À côté des poids lourds du rap ivoire, il reste un challenger sérieux qui compte explorer les pistes tracées par ses aînés. Et leur damer le pion grâce à son inventivité et sa créativité. Fior 2 Bior Malgré des titres aux paroles sommaires et peu élaborées, il a gagné sa place sur le podium des meilleurs faiseurs du rap ivoire.
Si les critiques le moquent, les mélomanes l’adulent. Quand les puristes du rap le toisent, ses fans l’admirent. Fior 2 Bior ne répond que d’un seul tribunal : les mélomanes qui se régalent de ses titres tels que «C’est gnomi avec lait qui est bon» ou encore «Godo godo» dont l’écoute même lointaine imprègne durablement les oreilles. Oprah On ne le dira jamais assez : les noms qu’on porte peuvent influencer notre destin. En décidant de la prénommer Oprah en référence à la star américaine des médias Oprah Winfrey, le destin qu’a appelé sur elle ses parents ne pouvait être qu’éclatant.
Diplômé de Droit, c’est en 2015 qu’elle fait son entrée dans le show-business. Dégaine de garçon, textes bien travaillés, flows détonants parfois en parfaite rupture avec le rythme de base des morceaux et une grande technique, Oprah a de quoi faire pâlir de jalousie ses homologues masculins. Sans complexe, elle démontre que le talent n’est pas genré, et qu’à force de travail, les filles peuvent égaler et même surpasser les garçons.
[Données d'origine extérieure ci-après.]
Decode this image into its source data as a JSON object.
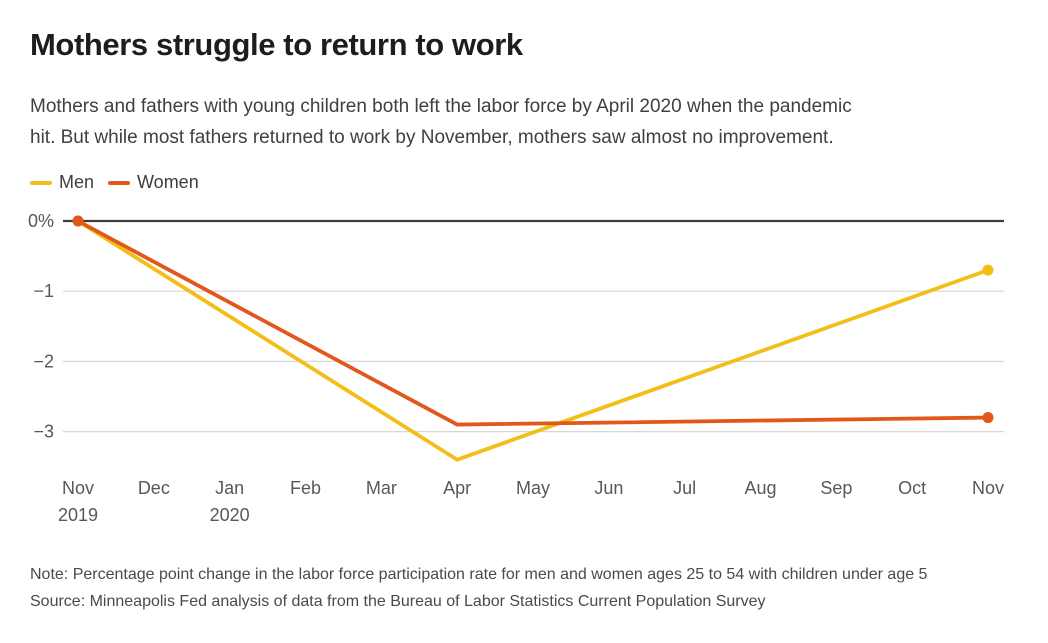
{
  "header": {
    "title": "Mothers struggle to return to work",
    "subtitle_line1": "Mothers and fathers with young children both left the labor force by April 2020 when the pandemic",
    "subtitle_line2": "hit. But while most fathers returned to work by November, mothers saw almost no improvement."
  },
  "legend": [
    {
      "label": "Men",
      "color": "#F2BE17"
    },
    {
      "label": "Women",
      "color": "#E2581C"
    }
  ],
  "chart_data": {
    "type": "line",
    "title": "Mothers struggle to return to work",
    "xlabel": "",
    "ylabel": "Percentage point change in labor force participation rate",
    "x_labels": [
      "Nov",
      "Dec",
      "Jan",
      "Feb",
      "Mar",
      "Apr",
      "May",
      "Jun",
      "Jul",
      "Aug",
      "Sep",
      "Oct",
      "Nov"
    ],
    "x_sub_labels": [
      {
        "index": 0,
        "label": "2019"
      },
      {
        "index": 2,
        "label": "2020"
      }
    ],
    "y_ticks": [
      {
        "label": "0%",
        "value": 0
      },
      {
        "label": "−1",
        "value": -1
      },
      {
        "label": "−2",
        "value": -2
      },
      {
        "label": "−3",
        "value": -3
      }
    ],
    "ylim": [
      -3.6,
      0.3
    ],
    "grid": true,
    "legend_position": "top-left",
    "zero_baseline": true,
    "series": [
      {
        "name": "Men",
        "color": "#F2BE17",
        "points": [
          {
            "x": "Nov 2019",
            "month_index": 0,
            "value": 0
          },
          {
            "x": "Apr 2020",
            "month_index": 5,
            "value": -3.4
          },
          {
            "x": "Nov 2020",
            "month_index": 12,
            "value": -0.7
          }
        ]
      },
      {
        "name": "Women",
        "color": "#E2581C",
        "points": [
          {
            "x": "Nov 2019",
            "month_index": 0,
            "value": 0
          },
          {
            "x": "Apr 2020",
            "month_index": 5,
            "value": -2.9
          },
          {
            "x": "Nov 2020",
            "month_index": 12,
            "value": -2.8
          }
        ]
      }
    ]
  },
  "footer": {
    "note": "Note: Percentage point change in the labor force participation rate for men and women ages 25 to 54 with children under age 5",
    "source": "Source: Minneapolis Fed analysis of data from the Bureau of Labor Statistics Current Population Survey"
  }
}
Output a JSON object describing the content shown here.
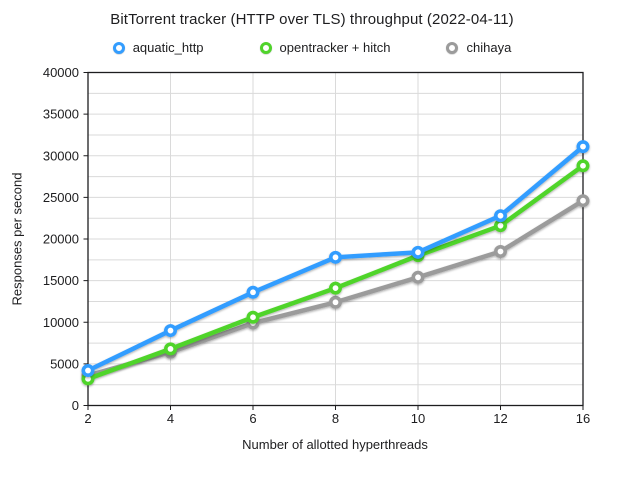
{
  "chart_data": {
    "type": "line",
    "title": "BitTorrent tracker (HTTP over TLS) throughput (2022-04-11)",
    "xlabel": "Number of allotted hyperthreads",
    "ylabel": "Responses per second",
    "categories": [
      2,
      4,
      6,
      8,
      10,
      12,
      16
    ],
    "series": [
      {
        "name": "aquatic_http",
        "color": "#339dff",
        "values": [
          4200,
          9000,
          13600,
          17800,
          18400,
          22800,
          31100
        ]
      },
      {
        "name": "opentracker + hitch",
        "color": "#50d42b",
        "values": [
          3200,
          6800,
          10600,
          14100,
          18000,
          21600,
          28800
        ]
      },
      {
        "name": "chihaya",
        "color": "#9b9b9b",
        "values": [
          3600,
          6400,
          9900,
          12400,
          15400,
          18500,
          24600
        ]
      }
    ],
    "ylim": [
      0,
      40000
    ],
    "yticks": [
      0,
      5000,
      10000,
      15000,
      20000,
      25000,
      30000,
      35000,
      40000
    ],
    "grid": {
      "horizontal_interval": 2500,
      "vertical_at_each_category": true
    },
    "legend_position": "top",
    "marker": "open-circle"
  },
  "colors": {
    "background": "#ffffff",
    "gridline": "#dadada",
    "axis": "#1d1d1f",
    "text": "#1d1d1f"
  }
}
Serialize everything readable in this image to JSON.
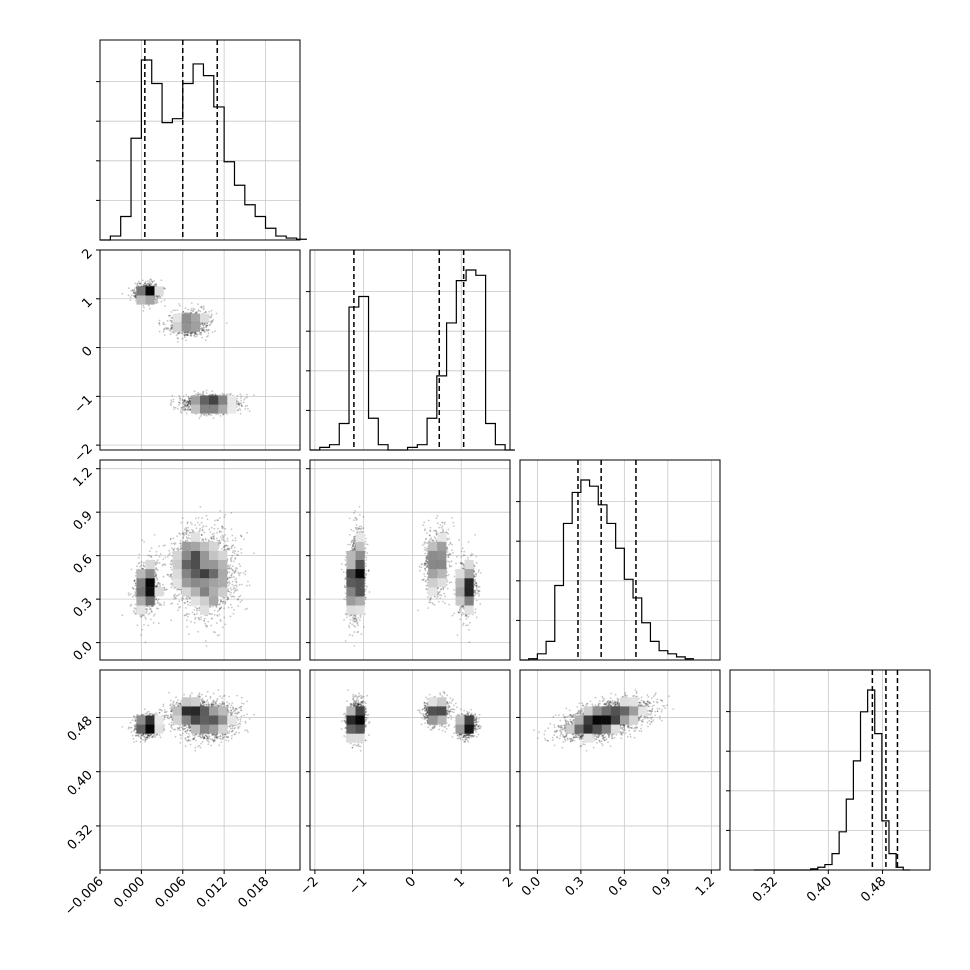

Oprah lorgne le trône du rap ivoirien et entend mettre fin au règne sans partage des hommes sur cette musique qui, aux États-Unis, où elle est née, a connu des figures féminines iconiques.
Mosty Voix fluette et silhouette gracile, sous ces dehors fragiles, une fois le micro en main, son débit devient semblable à celui d’une mitraillette. Et si c’est par des vidéos humoristiques qu’elle s’est faite connaître, c’est par sa musique qu’elle a conquis le cœur des mélomanes. La jeune femme, native de la commune de PortBouët, et qui vit désormais dans l’Essonne, au sud de Paris, a mis tous les critiques d’accord sur son talent grâce à son maxi-single « Aya de Didiévi ».
En puisant dans le répertoire des chansons populaires ivoiriennes d’antan, tels «Matiko» de Chantal Taïba ou encore «200% Zoblazo» de Meiway, la jeune artiste a ouvert son art à la diversité pour toucher un public plus large. Preuve qu’elle a gagné le pari, sur son compte Youtube, nouvel étalon de mesure du succès, son titre «Faut danser» revendique un peu moins de 2 millions de visionnage. Et augure des lendemains qui chantent pour la jeune artiste. Si depuis quelques années, le rap ivoire séduit de plus en plus les mélomanes, c’est que les faiseurs de cette musique ont sorti le rap de son ghetto pour le rendre accessible au plus grand nombre.
Grâce à leurs capacités à se renouveler et un grand sens de la créativité, la majorité des rappeurs ivoiriens puisent dans le vivier culturel linguistique de la Côte d’Ivoire. Et nourrissent leurs musiques des autres rythmes musicaux urbains tels que le zouglou, le coupé- décalé, l’afrobeat etc. Et le talent d’une nouvelle génération de beatmakers qui savent saisir l’air du temps contribue énormément au succès du Rap Ivoire.